Yes, absolutely. When individuals spend an excessive amount of time on their electronic devices with poor posture it results in a sensory dissociation where the back of the brain is overactive and the front of the brain is under active. This has some serious drawbacks.
Signs and symptoms of Digital Dementia include:
- slouched or slumped posture,
- developmental delays,
- short-term memory loss,
- social seclusion,
- lack of movement,
- hormone balance disorders,
- uncoordinated movement patterns.
According to Fox News: “The left side of the brain is generally associated with rational thought, numerical computation, fact-finding, while the right side of the brain is responsible for more creative skills and emotional thoughts. If the right brain remains underdeveloped in the long term, it can lead to the early onset of dementia.”
The occipital lobe, located in the back of the brain processes visual signals such as visual cues from a video game, Instagram, or TV programs. While seated and engaged with technology, the front part of the brain including the frontal and parietal lobes, goes to sleep as the visuals are the first thing to kick in.
Since the frontal regions of the brain are also responsible for higher-order thinking and good behaviors (such as motivation, goal setting, reading, writing, memory, and socially appropriate behaviors), it tends to take a secondary role when we continue to use the occipital lobe. Essentially, the areas responsible for movement and body position are in a sense, sleeping and underutilized.
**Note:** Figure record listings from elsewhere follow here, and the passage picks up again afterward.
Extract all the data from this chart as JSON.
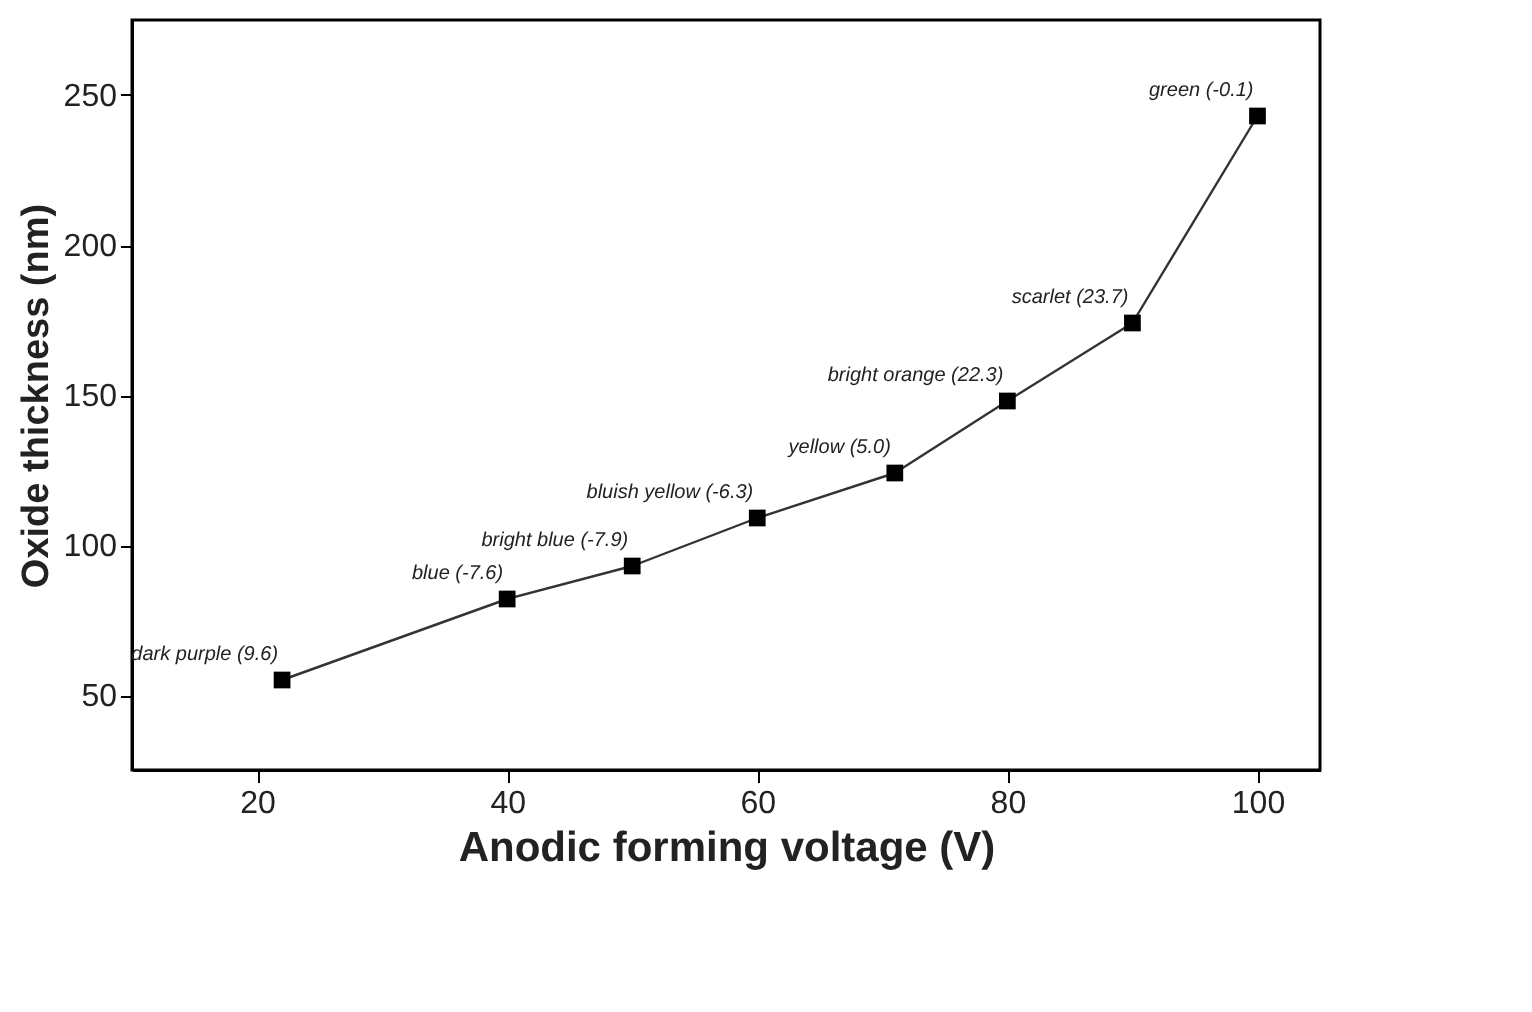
{
  "chart_data": {
    "type": "line",
    "xlabel": "Anodic forming voltage (V)",
    "ylabel": "Oxide thickness (nm)",
    "x": [
      22,
      40,
      50,
      60,
      71,
      80,
      90,
      100
    ],
    "series": [
      {
        "color": "#333333",
        "values": [
          55,
          82,
          93,
          109,
          124,
          148,
          174,
          243
        ]
      }
    ],
    "xlim": [
      10,
      105
    ],
    "ylim": [
      25,
      275
    ],
    "xticks": [
      20,
      40,
      60,
      80,
      100
    ],
    "yticks": [
      50,
      100,
      150,
      200,
      250
    ],
    "marker": "square",
    "line_style": "solid",
    "annotations": [
      {
        "text": "dark purple (9.6)",
        "x": 22,
        "y": 55
      },
      {
        "text": "blue (-7.6)",
        "x": 40,
        "y": 82
      },
      {
        "text": "bright blue (-7.9)",
        "x": 50,
        "y": 93
      },
      {
        "text": "bluish yellow (-6.3)",
        "x": 60,
        "y": 109
      },
      {
        "text": "yellow (5.0)",
        "x": 71,
        "y": 124
      },
      {
        "text": "bright orange (22.3)",
        "x": 80,
        "y": 148
      },
      {
        "text": "scarlet (23.7)",
        "x": 90,
        "y": 174
      },
      {
        "text": "green (-0.1)",
        "x": 100,
        "y": 243
      }
    ]
  }
}
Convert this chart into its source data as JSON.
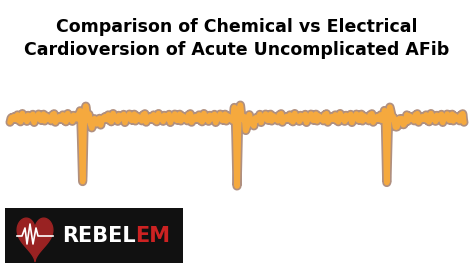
{
  "title_line1": "Comparison of Chemical vs Electrical",
  "title_line2": "Cardioversion of Acute Uncomplicated AFib",
  "title_fontsize": 12.5,
  "title_fontweight": "bold",
  "bg_color": "#ffffff",
  "ecg_fill_color": "#f5a93e",
  "ecg_outline_color": "#b09080",
  "ecg_linewidth_outer": 6.5,
  "ecg_linewidth_inner": 4.0,
  "logo_bg": "#111111",
  "logo_rebel_color": "#ffffff",
  "logo_em_color": "#cc2222",
  "logo_fontsize": 15,
  "logo_heart_color": "#992222",
  "logo_heart_light": "#cc3333"
}
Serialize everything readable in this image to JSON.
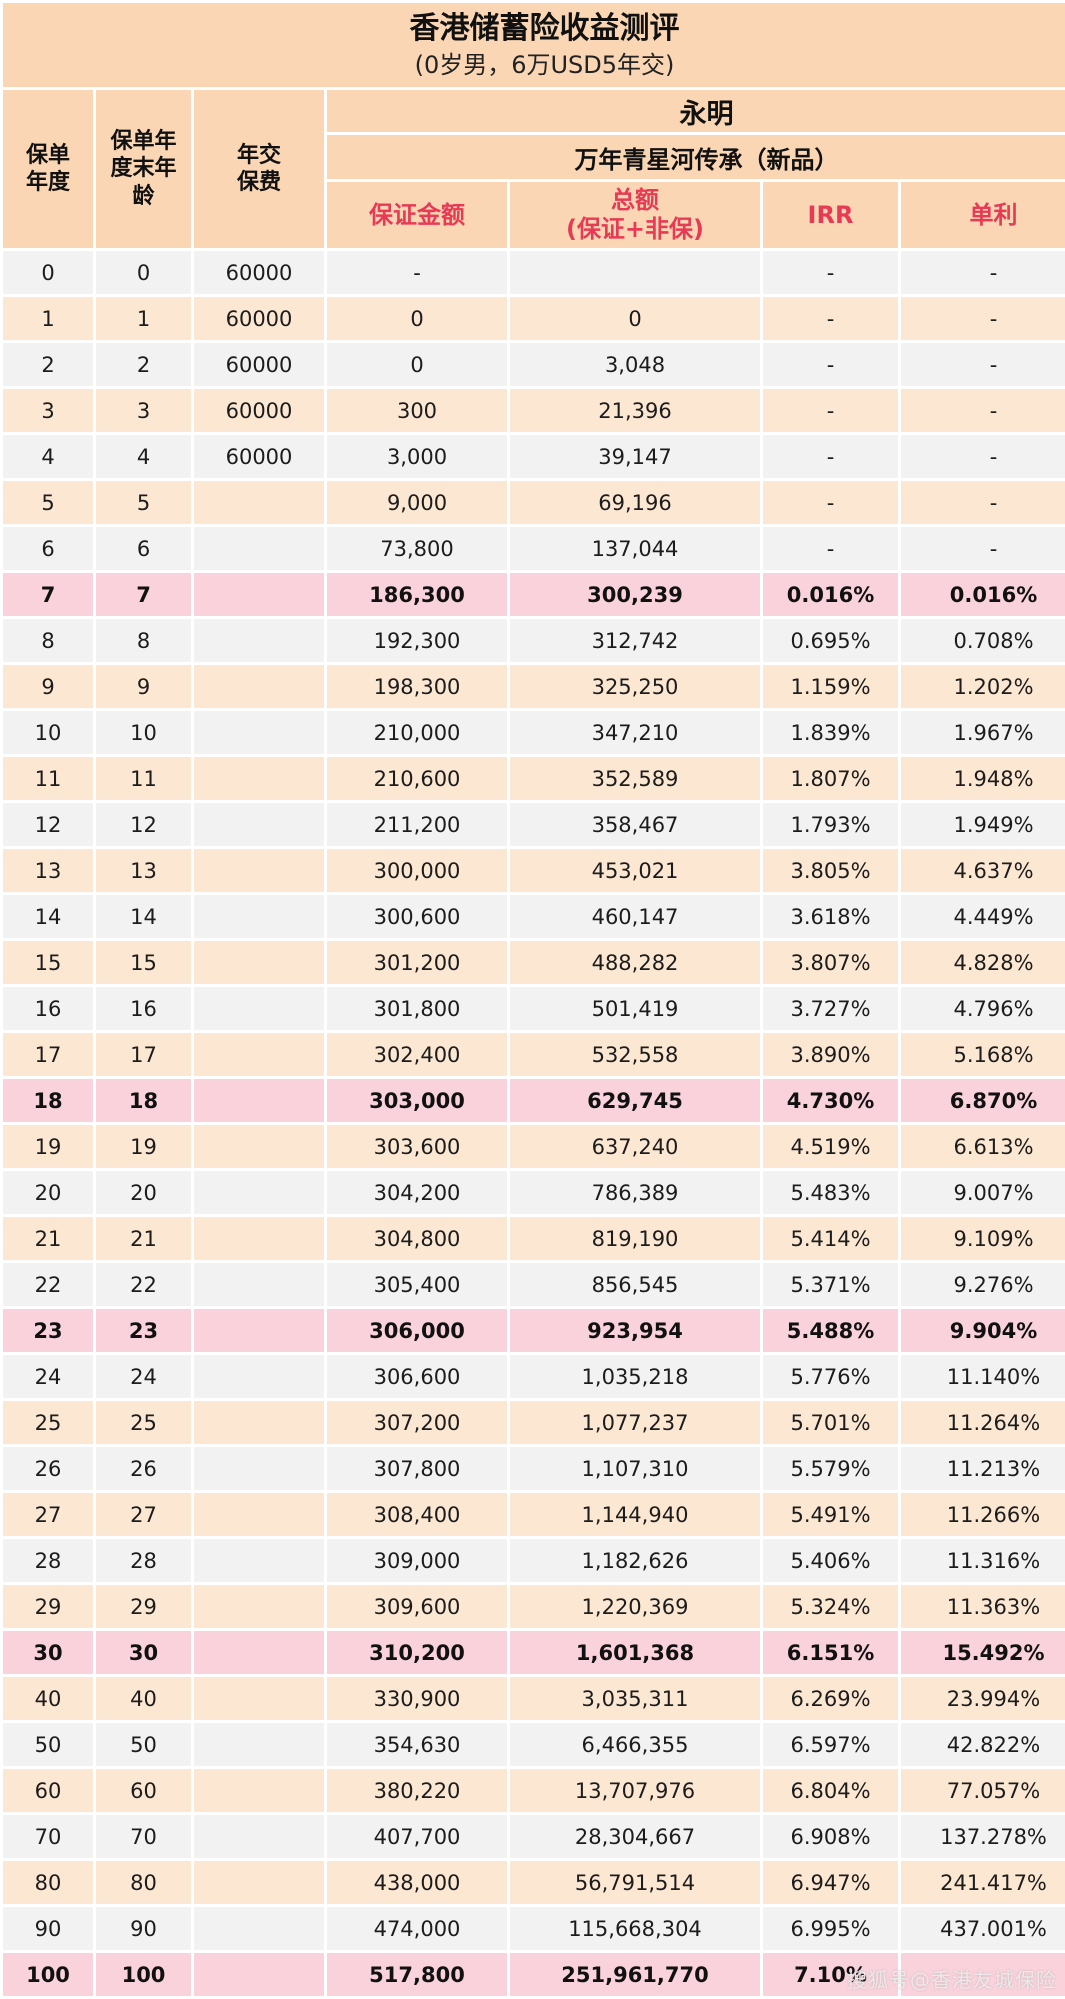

In case of an emergency, would you be able to tell someone’s phone number?
There was a time when we could quickly memorize anything with ease – including phone numbers, a person’s name, a small grocery list, a small dialogue from a cartoon, and even music lyrics! These days, many people are struggling to remember these simple things as they are already saved on their mobile devices.
Prior to this memorizing numbers was even a fun thing, especially for kids who grew up as Generation X and Generation Y. We would by heart as many phone numbers because it could literally save lives in an emergency.
So, it is obvious that our addictions and dependencies e on a smartphone or a computer prevents us from focusing and memorizing information. We’ve become so dependent on technology we are not even aware of that – which silently is ruining our brains.